Style is also an issue.
"The perception used to be that these directors
could only make cheap-looking kung-fu films," remembers Chris Godsick,
who was Woo's agent until last year when he joined Woo and the director's
long-time producing partner Terence Chang in their Fox-based company.
"It's just starting to get easier for directors like Ringo Lam,
Wong Kar-wai and actors like Chow Yun-fat because foreign, and particularly
the Far East, has become a more important part of a film's profit
equation."
"Aside from the director's command of English,
studio executives are always worried about the sensibility of the
story," adds Terence Chang. "In a Hong Kong movie, the sensibility
may be fantastic and extravagant, and it may not cross over."
The shotgun blast of Jackie Chan releases coming
in 1996 will be an interesting test case for whether this "fantastic
and extravagant" sensibility will appeal to a mainstream audience.
Since Chan's onscreen persona combines the fisticuffs of Bruce Lee
with the balletic slapstick of a Buster Keaton, no one really knows
whether domestic audiences will accept the action-comedy hybrid
- even if smartly marketed.
Audiences that are unfamiliar with Chan's oevre
may not know what to make of his penchant for engaging in slapstick
in the midst of a fist fight. Much of Drunken Master II's
action sequences feature Chan fighting in what is known as "the
drunken style", a curious martial arts form in which the fighter's
deadly moves mimic the lazy, stumbling gait of a souse.
New Line is betting that the American setting
of the Vancouver-lensed Rumble in the Bronx will make it
the appropriate crossover vehicle for Chan. The movie has been dubbed.
And the trailer will work along the lines of "Who is Jackie Chan?"
It will make the key point that Chan does his
own stunts - which in Rumble include leaping from a tenement
roof across an alleyway into an adjacent building's window an entire
floor below. The outtakes that run with the credits in all of Chan's
films will speak to the veracity of the stunts as one clip actually
shows the arrival of paramedics to treat the star's broken leg.
"The timing could not be better for this type
of movie. At the Toronto Film Festival, the Wong Kar-wai screening
was packed," says New Line Cinema's VP of acquisitions Mark Ordesky.
"And as far as we're concerned at New Line, we've never heard of
The Protector.
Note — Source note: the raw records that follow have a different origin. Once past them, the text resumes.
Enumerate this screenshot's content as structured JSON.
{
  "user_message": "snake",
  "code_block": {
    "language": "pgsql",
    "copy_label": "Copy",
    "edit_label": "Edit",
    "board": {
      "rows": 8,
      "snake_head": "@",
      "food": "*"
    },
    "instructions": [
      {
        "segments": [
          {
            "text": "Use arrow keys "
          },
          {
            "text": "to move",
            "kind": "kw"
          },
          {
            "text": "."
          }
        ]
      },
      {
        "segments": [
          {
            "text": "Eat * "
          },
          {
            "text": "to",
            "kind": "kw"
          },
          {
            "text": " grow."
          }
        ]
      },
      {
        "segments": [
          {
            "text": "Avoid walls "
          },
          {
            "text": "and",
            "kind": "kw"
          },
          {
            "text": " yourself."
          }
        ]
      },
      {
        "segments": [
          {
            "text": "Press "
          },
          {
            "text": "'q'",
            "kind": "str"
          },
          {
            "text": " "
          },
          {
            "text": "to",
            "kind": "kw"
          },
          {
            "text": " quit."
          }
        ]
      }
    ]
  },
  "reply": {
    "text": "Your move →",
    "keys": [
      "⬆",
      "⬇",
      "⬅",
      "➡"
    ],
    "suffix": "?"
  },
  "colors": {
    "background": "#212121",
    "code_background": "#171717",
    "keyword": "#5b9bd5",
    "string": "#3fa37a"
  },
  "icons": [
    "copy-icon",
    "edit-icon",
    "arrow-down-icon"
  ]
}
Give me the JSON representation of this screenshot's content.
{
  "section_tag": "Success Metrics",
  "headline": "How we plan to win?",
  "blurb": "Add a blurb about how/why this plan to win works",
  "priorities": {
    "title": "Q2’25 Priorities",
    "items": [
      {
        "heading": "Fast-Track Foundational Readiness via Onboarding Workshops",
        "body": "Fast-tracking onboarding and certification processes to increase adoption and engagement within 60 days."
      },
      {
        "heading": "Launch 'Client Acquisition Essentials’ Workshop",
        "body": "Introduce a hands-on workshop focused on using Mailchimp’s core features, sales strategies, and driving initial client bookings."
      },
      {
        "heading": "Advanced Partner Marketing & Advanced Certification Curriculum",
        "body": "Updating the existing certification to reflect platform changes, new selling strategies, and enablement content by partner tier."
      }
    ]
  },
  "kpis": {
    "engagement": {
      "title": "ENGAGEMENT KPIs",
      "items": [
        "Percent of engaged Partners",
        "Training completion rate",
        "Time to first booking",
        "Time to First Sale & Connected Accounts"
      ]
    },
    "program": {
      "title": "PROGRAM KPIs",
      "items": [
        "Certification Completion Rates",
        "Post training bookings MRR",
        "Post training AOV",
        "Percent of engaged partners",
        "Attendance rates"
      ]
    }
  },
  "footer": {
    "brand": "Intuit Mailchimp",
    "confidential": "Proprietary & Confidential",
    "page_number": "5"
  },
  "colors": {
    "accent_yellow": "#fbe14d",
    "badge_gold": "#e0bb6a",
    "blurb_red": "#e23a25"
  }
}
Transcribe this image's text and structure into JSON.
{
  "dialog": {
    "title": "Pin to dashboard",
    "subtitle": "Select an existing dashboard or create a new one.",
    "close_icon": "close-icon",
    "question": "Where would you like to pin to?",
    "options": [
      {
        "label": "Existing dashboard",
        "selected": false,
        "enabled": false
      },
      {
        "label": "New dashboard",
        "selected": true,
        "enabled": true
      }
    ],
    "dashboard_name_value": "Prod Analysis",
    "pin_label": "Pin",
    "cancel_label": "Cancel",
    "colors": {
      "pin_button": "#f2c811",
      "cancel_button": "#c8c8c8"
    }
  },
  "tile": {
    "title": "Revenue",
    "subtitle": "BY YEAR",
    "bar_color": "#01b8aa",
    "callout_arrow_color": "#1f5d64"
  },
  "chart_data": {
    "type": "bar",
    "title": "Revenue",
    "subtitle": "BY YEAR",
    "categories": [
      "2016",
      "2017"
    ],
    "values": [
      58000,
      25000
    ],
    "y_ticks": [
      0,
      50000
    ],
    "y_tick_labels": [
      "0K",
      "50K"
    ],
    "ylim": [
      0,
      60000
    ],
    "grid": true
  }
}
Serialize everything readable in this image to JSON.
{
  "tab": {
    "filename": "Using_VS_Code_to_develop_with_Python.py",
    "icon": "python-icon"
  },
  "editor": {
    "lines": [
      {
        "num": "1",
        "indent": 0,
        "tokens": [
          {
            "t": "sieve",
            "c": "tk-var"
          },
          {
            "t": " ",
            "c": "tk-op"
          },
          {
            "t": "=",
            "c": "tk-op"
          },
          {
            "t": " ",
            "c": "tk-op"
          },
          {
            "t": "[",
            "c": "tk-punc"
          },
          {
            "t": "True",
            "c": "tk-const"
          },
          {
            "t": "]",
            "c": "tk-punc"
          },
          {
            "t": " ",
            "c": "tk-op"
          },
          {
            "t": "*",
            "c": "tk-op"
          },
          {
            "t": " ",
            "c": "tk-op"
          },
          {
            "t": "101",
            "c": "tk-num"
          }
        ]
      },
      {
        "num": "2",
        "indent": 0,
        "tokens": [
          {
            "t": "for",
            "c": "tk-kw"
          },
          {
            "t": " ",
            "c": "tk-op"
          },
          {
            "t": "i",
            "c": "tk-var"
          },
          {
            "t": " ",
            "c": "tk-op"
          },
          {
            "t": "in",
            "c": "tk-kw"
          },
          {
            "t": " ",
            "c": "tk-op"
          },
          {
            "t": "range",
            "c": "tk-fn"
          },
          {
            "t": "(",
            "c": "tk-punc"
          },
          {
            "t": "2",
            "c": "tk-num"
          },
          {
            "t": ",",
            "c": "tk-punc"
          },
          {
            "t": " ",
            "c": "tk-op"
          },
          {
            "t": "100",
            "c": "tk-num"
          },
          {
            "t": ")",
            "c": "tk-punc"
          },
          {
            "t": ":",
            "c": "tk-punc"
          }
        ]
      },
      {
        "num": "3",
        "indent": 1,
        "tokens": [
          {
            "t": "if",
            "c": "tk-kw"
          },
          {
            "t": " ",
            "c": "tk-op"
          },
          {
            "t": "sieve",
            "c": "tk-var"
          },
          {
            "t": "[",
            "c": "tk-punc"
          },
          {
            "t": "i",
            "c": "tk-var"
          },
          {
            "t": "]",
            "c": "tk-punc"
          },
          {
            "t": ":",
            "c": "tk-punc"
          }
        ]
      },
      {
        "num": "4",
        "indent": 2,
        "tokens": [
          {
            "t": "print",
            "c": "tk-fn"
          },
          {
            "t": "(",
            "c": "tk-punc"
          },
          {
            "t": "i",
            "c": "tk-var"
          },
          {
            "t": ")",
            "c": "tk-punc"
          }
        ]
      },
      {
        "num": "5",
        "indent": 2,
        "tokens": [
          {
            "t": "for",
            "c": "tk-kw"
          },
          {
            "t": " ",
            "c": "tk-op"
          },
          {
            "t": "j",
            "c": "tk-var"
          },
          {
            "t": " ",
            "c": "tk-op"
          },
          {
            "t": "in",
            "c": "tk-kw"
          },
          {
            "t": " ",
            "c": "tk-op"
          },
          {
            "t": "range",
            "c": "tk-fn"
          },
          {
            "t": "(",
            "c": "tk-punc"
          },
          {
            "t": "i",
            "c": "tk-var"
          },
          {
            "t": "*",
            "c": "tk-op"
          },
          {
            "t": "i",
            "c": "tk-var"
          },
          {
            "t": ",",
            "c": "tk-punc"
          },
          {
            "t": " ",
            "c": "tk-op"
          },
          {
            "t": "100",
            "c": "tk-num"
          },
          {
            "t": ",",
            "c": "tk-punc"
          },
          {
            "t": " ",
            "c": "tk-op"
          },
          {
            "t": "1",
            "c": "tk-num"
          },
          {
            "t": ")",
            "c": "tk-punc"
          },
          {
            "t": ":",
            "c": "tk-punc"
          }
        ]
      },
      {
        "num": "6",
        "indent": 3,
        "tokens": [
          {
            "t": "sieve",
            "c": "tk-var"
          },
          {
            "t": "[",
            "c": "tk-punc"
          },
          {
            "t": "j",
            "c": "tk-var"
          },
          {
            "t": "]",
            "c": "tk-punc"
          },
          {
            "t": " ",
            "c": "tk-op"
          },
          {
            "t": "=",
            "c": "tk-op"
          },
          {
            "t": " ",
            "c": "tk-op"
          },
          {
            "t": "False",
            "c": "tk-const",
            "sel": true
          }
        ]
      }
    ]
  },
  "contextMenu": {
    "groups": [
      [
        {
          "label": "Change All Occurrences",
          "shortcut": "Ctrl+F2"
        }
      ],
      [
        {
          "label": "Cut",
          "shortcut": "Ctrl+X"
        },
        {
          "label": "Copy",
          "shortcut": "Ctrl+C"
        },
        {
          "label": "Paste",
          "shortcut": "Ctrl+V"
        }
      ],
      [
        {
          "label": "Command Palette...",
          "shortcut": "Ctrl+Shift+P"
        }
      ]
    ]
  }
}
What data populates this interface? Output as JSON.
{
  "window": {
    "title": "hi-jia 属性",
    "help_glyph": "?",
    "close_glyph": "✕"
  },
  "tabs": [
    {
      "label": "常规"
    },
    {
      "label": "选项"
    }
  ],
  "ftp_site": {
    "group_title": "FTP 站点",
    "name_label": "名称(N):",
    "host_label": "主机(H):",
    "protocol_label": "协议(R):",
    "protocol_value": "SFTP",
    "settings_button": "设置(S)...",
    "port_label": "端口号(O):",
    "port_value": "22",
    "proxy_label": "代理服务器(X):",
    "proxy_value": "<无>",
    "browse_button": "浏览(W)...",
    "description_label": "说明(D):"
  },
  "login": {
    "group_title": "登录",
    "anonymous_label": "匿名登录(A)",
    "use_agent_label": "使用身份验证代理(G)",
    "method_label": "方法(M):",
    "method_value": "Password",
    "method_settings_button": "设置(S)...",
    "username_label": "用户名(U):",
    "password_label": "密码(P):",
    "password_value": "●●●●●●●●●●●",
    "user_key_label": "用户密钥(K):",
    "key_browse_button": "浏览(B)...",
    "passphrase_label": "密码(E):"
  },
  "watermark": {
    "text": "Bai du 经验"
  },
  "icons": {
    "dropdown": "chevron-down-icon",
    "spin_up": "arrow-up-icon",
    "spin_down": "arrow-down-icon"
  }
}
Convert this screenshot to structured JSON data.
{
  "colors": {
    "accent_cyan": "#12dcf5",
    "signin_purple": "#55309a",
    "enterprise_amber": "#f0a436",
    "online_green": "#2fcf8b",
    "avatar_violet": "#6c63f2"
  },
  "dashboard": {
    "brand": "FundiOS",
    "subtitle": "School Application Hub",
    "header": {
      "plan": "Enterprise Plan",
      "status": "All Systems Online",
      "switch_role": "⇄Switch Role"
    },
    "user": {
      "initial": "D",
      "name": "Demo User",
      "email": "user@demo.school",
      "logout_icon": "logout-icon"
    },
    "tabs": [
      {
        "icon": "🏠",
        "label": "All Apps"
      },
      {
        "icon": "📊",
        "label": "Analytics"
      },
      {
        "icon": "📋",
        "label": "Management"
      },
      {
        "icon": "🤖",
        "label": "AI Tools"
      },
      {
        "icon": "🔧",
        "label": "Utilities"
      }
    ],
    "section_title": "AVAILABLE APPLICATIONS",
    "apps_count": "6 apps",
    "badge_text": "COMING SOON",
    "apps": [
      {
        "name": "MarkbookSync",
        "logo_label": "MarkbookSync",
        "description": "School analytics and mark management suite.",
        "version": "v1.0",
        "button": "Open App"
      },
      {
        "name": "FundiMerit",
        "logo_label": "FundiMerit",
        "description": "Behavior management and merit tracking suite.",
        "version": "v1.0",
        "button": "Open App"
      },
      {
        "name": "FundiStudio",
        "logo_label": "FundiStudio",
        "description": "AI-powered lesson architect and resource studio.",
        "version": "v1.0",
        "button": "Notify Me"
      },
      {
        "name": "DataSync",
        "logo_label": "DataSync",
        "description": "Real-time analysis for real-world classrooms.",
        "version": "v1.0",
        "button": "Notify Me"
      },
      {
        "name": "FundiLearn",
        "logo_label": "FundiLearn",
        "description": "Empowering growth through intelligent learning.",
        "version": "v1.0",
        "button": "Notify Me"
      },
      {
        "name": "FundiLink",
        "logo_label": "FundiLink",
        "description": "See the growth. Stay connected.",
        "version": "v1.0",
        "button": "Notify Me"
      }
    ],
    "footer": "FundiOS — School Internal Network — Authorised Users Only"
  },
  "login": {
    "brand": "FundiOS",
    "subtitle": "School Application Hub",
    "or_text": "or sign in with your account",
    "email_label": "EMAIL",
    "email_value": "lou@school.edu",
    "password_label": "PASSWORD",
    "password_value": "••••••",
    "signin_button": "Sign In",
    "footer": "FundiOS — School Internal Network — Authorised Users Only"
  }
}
This is not 'the second coming of Jackie Chan',
but the 'coming of Jackie Chan'.
Part of New Line and Miramax's affection for Chan
is based on nostalgia that Shaye and the Brothers Weinstein have
for watching Bruce Lee's movies as young men.
"Harvey caught that wave of moviegoing where you
watched a Bruce Lee movie in an auditorium with your buddies, and
you left the theater karate-chopping one another," notes Miramax
VP of acquisitions Mark Tusk.
But Miramax and New Line have much less at stake
when they bankroll a chopsocky title. They are merely acquiring
titles for a distribution at less than $1 million a pop for the
U.S., which is a far cry from underwriting a $40 million production
as the studios are.
Regardless of who ends up distributing their films,
the Hong Kong cinema veterans are more than happy to come work here.
Aside from occasional complaints about loss of autonomy in the studio
system and the fact that Asians are often cast as villains in U.S.
movies, the chopsocky auteurs desperately want to work here for
reasons that have little to do with the British protectorate reverting
to Mainland control in 1997.
"On the last film I made, the star got paid $2
million U.S., and the entire budget was $4 million. This is becoming
the standard," says Ringo Lam. "After you have paid the star, that
doesn't leave much left over for the production."